Hornet Moth

Subject: Bees Wasps
Location: Soham Cambridgeshire UK
May 3, 2013 3:47 pm
Dear Sir.
I saw this bug on a tree in Soham Cambridgeshire UK almost a year ago.
I have had no way of uploading the picture till now as not had a computer.
It was a lovely sunny day in June of last year 2012.
It is about an inch in length, with a blue band around it;s’ middle. I have
never seen one of these before and was wondering if it is a rare species to this country
or it may have got lost on its travels. I didn’t notice any stinger on it.
If you could help I would be most appreciated.
Signature: Nick Halliday

Hornet Moth
Hornet Moth:  Sesia apiformis

Dear Nick,
This clever little mimic could fool most folks.  This is not a bee nor a wasp.  It is a Hornet Moth,
Sesia apiformis, a moth that mimics a stinging hornet as a means of protective coloration.  According to UK Moths:  “Rather similar to the Lunar Hornet Moth, this species can easily be distinguished by the yellow head and tegulae.  It has a more southerly distribution than that species, rarely being encountered north of the Midlands.  The larvae burrow into the wood of black poplar (Populus nigra), and other species of poplar.  The moths emerge in June and July, and can be found low down on the trunks in early to mid morning.”  The Hornet Moth is in the family Sesiidae, the Clearwings, which includes many species with similar protective coloration and markings.

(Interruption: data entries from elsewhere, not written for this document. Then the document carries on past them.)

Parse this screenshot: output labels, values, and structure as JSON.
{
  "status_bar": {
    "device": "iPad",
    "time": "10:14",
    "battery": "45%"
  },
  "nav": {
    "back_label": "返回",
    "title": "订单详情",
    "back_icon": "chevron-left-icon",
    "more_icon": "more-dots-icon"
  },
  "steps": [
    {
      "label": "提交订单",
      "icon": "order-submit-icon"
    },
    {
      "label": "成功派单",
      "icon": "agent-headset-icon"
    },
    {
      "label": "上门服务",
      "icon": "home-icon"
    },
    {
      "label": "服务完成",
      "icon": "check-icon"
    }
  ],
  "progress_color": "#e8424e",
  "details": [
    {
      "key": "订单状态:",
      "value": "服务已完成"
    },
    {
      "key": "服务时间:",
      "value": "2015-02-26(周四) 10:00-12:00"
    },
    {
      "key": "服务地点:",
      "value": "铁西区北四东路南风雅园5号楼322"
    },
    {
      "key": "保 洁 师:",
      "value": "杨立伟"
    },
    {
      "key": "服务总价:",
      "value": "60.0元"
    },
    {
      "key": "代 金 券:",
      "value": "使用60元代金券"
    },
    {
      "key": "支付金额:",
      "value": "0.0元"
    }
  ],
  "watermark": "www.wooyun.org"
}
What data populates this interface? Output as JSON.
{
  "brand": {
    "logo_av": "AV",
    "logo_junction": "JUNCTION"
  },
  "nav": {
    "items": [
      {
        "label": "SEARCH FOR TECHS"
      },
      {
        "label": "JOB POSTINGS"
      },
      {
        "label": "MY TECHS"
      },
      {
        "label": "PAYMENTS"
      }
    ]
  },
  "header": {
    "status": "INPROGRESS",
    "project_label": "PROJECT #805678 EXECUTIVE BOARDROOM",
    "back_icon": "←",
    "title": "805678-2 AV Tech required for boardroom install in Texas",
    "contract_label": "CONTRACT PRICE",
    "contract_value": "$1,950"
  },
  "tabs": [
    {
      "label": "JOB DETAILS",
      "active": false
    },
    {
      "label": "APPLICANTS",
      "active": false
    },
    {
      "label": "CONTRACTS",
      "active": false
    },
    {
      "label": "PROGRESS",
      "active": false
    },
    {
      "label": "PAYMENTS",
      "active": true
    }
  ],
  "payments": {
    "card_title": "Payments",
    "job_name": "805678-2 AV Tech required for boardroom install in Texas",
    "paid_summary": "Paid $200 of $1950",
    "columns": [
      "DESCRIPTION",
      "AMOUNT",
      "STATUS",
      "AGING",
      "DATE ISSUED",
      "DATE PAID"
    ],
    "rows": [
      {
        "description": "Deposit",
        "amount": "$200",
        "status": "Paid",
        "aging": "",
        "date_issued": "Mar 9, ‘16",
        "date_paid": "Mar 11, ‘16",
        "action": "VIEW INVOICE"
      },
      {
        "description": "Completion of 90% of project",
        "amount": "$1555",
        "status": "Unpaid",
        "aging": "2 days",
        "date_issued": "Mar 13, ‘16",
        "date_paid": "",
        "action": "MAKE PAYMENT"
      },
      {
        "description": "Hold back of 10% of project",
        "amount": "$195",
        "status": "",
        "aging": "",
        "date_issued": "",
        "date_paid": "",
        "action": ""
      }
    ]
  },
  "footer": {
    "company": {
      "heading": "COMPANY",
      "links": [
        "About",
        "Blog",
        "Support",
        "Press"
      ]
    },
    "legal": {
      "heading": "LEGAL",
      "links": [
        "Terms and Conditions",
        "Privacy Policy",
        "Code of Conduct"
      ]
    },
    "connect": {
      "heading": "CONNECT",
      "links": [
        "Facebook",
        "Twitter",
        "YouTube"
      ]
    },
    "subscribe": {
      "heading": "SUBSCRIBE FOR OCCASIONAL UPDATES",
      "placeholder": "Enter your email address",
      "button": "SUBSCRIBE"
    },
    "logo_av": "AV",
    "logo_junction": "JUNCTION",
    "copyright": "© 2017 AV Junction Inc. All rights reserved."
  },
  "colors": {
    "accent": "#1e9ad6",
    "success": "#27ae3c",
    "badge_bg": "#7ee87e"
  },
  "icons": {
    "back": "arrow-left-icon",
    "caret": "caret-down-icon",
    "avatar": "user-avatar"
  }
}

2 thoughts on “Hornet Moth”

  1. We live in the South Hams, Devon. We saw this beautiful, dragonfly as we thought. It was Hornet coloured, about 50mm long, clear winged, just like a dragonfly. It was flying around our big garden pond for about five minutes. Unfortunately, we didn’t have time,or speed,to take a photo. We’ve never seen one of these before, so we looked it up. Pretty sure it’s a Hornet Moth. One site said they like Poplar & Willow trees. We have a Willow, right beside the pond, surrounded by dense planting. Hope this is of some help to you.